The rivalry between Jackson and Dr. Jeffrey Kuhlman prompted a "command climate assessment" of the medical unit that year, which found low morale.
"The staff characterized the working environment as being caught between parents going through a bitter divorce with one parent undermining and talking bad about the other," according to a report of the findings.
The White House says it was Jackson who requested that assessment and hinted Kuhlman is behind the more recent complaints.
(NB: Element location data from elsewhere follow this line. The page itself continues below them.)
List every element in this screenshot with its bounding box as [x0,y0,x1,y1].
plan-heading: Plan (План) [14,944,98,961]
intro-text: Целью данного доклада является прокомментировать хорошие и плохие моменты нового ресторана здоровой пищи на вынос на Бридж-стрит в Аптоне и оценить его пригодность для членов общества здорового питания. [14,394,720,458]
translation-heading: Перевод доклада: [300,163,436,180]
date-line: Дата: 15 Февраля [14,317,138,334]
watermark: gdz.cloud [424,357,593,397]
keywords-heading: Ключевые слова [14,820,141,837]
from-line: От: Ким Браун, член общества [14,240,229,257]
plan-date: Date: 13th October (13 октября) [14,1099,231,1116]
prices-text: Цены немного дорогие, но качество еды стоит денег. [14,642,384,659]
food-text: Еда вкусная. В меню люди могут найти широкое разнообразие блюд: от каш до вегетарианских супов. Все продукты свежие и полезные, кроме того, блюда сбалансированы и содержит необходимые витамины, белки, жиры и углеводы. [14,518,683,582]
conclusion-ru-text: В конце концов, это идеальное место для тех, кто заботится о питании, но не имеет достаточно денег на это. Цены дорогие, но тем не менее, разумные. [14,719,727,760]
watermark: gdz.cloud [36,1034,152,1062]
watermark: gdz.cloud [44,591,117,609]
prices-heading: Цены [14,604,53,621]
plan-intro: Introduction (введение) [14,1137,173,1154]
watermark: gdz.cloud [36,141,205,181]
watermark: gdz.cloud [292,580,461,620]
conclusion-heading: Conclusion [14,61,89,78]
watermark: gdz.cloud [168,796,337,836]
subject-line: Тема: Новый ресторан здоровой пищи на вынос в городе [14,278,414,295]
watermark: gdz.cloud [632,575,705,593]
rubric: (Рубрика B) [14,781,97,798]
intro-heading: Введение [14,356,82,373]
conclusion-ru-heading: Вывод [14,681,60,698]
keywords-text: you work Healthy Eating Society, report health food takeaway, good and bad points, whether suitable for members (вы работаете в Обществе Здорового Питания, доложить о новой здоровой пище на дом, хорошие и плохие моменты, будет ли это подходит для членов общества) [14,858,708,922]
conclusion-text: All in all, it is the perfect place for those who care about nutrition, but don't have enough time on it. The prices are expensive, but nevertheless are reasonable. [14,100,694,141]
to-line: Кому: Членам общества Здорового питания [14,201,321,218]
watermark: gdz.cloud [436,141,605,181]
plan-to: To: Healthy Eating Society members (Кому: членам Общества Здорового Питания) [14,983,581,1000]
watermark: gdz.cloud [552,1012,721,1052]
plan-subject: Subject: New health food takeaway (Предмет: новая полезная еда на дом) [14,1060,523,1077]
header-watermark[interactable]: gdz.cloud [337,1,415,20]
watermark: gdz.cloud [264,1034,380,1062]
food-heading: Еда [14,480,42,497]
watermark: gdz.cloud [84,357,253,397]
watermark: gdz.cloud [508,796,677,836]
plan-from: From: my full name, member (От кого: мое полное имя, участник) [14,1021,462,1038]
Jackson "will certainly not be railroaded by a bitter ex-colleague who was removed from his job," said a White House statement.
Trump caught many observers off guard when he picked Jackson to replace ousted VA Secretary David Shulkin. Unlike Shulkin, who had managed a large medical organization before joining the VA, Jackson has never overseen more than 75 people.
"I know there's an experience problem because of lack of experience," Trump admitted Tuesday. "But he is a man who has just been an extraordinary person. His family, extraordinary success. Great doctor. Great everything."
Administration spokesman Gidley said "the question is does anyone ever have management experience for an organization this size."
Jackson is also a blank slate on one of the key policy questions facing the VA: what role the private sector should play in providing veterans health care. Many of the large veterans service organizations are wary of what they see as a push towards privatization. Shulkin complained that he was fired, in part, for resisting that push.
Trump insisted he would stand behind his nominee, even as he suggested the political battle might not be worth it.
"I wouldn't do it," Trump also said Tuesday. " What does he need it for? To be abused by a bunch of politicians that aren't thinking nicely about our country? I really don't think, personally, he should do it. But it's totally his — I would stand behind him — totally his decision."
The president met Tuesday in the Oval Office with Jackson, a White House official confirmed to NPR.
The official, who declined to speak on the record, said Jackson wants to keep fighting and that Trump supports his decision.
Former Obama administration staffers also defended Jackson's character, even as they questioned whether he is the right choice for the VA job. One former Obama staffer who spent a lot of time around Jackson on official trips said he had never seen evidence that Jackson drank while on duty. The former staffer confirmed that Jackson and other White House doctors provided Ambien, a sleep medication, when staffers requested them while on overnight flights to Europe and Asia.
NPR national politics correspondent Mara Liasson contributed to this report.